The 12z GFS model data is in. The GFS seems to be locking in on a solution for the track of the storm that could affect southeast Missouri, southern Illinois, western Kentucky, and central/southern Indiana.
For the fifth consecutive run, the GFS is taking a "warm" track. Meaning the surface low is tracking further north and bringing up warm air ahead of the storm. This would equate to rain for southeast Missouri, southern Illinois, western Kentucky, and central/southern Indiana.
Here is a look at the surface chart with precipitation for 6pm CT Thursday (Christmas Eve).
The surface low tracks right from central Arkansas northeast over southeast Missouri and then it turns almost due north. Usually you would expect for the low to keep tracking east/east-northeast but that doesn't seem to be the case. I am not 100% sure why the model is tracking the storm this direction although I have a sneaking suspicion it is taking in to account the Greenland blocking pattern I talked about last week.
The model is generating quite a bit of rain for southeast Missouri, southern Illinois, western Kentucky, and extreme southern Indiana. Take a look at the jet stream forecast for 12pm CT Thursday.

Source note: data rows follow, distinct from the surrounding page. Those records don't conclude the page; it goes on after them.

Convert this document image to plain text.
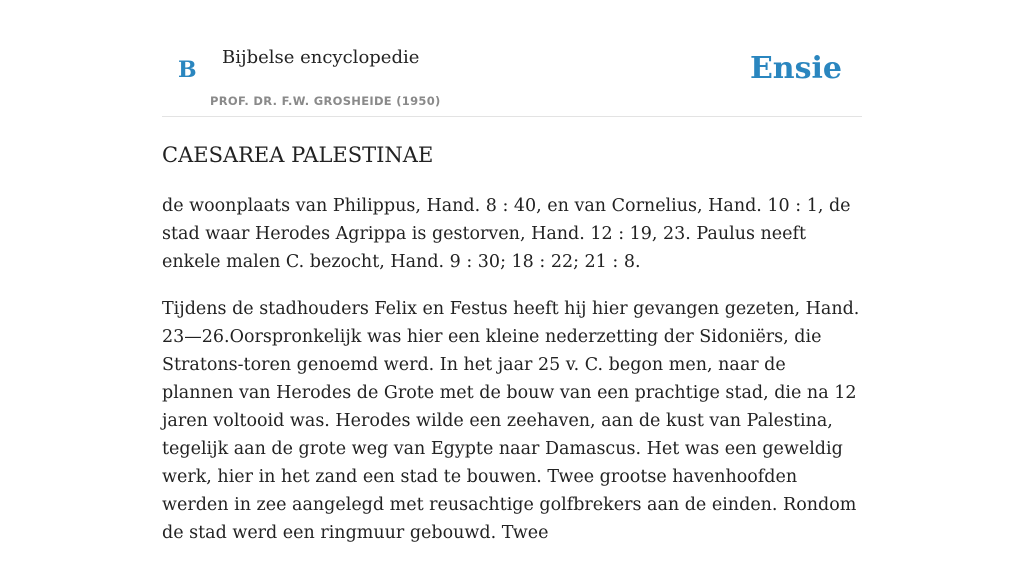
B Bijbelse encyclopedie
PROF. DR. F.W. GROSHEIDE (1950)
Ensie
CAESAREA PALESTINAE

de woonplaats van Philippus, Hand. 8 : 40, en van Cornelius, Hand. 10 : 1, de stad waar Herodes Agrippa is gestorven, Hand. 12 : 19, 23. Paulus neeft enkele malen C. bezocht, Hand. 9 : 30; 18 : 22; 21 : 8.

Tijdens de stadhouders Felix en Festus heeft hij hier gevangen gezeten, Hand. 23—26.Oorspronkelijk was hier een kleine nederzetting der Sidoniërs, die Stratons-toren genoemd werd. In het jaar 25 v. C. begon men, naar de plannen van Herodes de Grote met de bouw van een prachtige stad, die na 12 jaren voltooid was. Herodes wilde een zeehaven, aan de kust van Palestina, tegelijk aan de grote weg van Egypte naar Damascus. Het was een geweldig werk, hier in het zand een stad te bouwen. Twee grootse havenhoofden werden in zee aangelegd met reusachtige golfbrekers aan de einden. Rondom de stad werd een ringmuur gebouwd. Twee
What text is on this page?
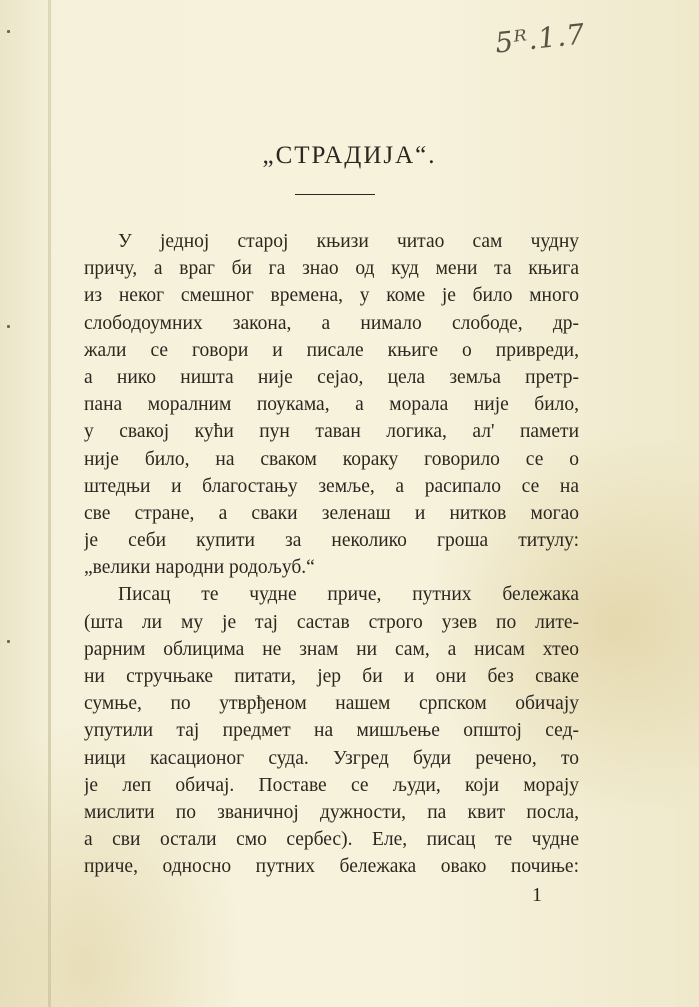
5ᴿ.1.7
„СТРАДИЈА“.
У једној старој књизи читао сам чудну
причу, а враг би га знао од куд мени та књига
из неког смешног времена, у коме је било много
слободоумних закона, а нимало слободе, др-
жали се говори и писале књиге о привреди,
а нико ништа није сејао, цела земља претр-
пана моралним поукама, а морала није било,
у свакој кући пун таван логика, ал' памети
није било, на сваком кораку говорило се о
штедњи и благостању земље, а расипало се на
све стране, а сваки зеленаш и нитков могао
је себи купити за неколико гроша титулу:
„велики народни родољуб.“
Писац те чудне приче, путних бележака
(шта ли му је тај састав строго узев по лите-
рарним облицима не знам ни сам, а нисам хтео
ни стручњаке питати, јер би и они без сваке
сумње, по утврђеном нашем српском обичају
упутили тај предмет на мишљење општој сед-
ници касационог суда. Узгред буди речено, то
је леп обичај. Поставе се људи, који морају
мислити по званичној дужности, па квит посла,
а сви остали смо сербес). Еле, писац те чудне
приче, односно путних бележака овако почиње:
1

Look at how the jet dives all the way down to the gulf and then turns sharply north. The jet will act as a conveyor belt to draw up the moisture.
Not all of the 12z rainfall totals are in just yet, but the 6z run puts down around 2.5" of rain for Cape Girardeau Wednesday-Thursday night.
I am also starting to turn down my "winter storm mode" and turn up the "severe weather mode". There will be plenty of warm air and moisture pumping up from the Gulf of Mexico. There will be a lot of wind as the low moves closer and through the area. There will also be spin in the atmosphere due to the closeness of the low. Energy in the upper level moves through the area around 6pm CT Thursday. Here is the 500mb vorticity chart.
There are a few things still missing for me to be really concerned for severe weather around the area. It would be good if we could get a dry slot to develop to allow the atmosphere to destabilize a bit.
The severe weather threat isn't anything to get worked up about yet. This storm is still 4-5 days away and a lot of things can (and probably will) change. The energy that will make all of this happen is just now coming onshore over northwest US.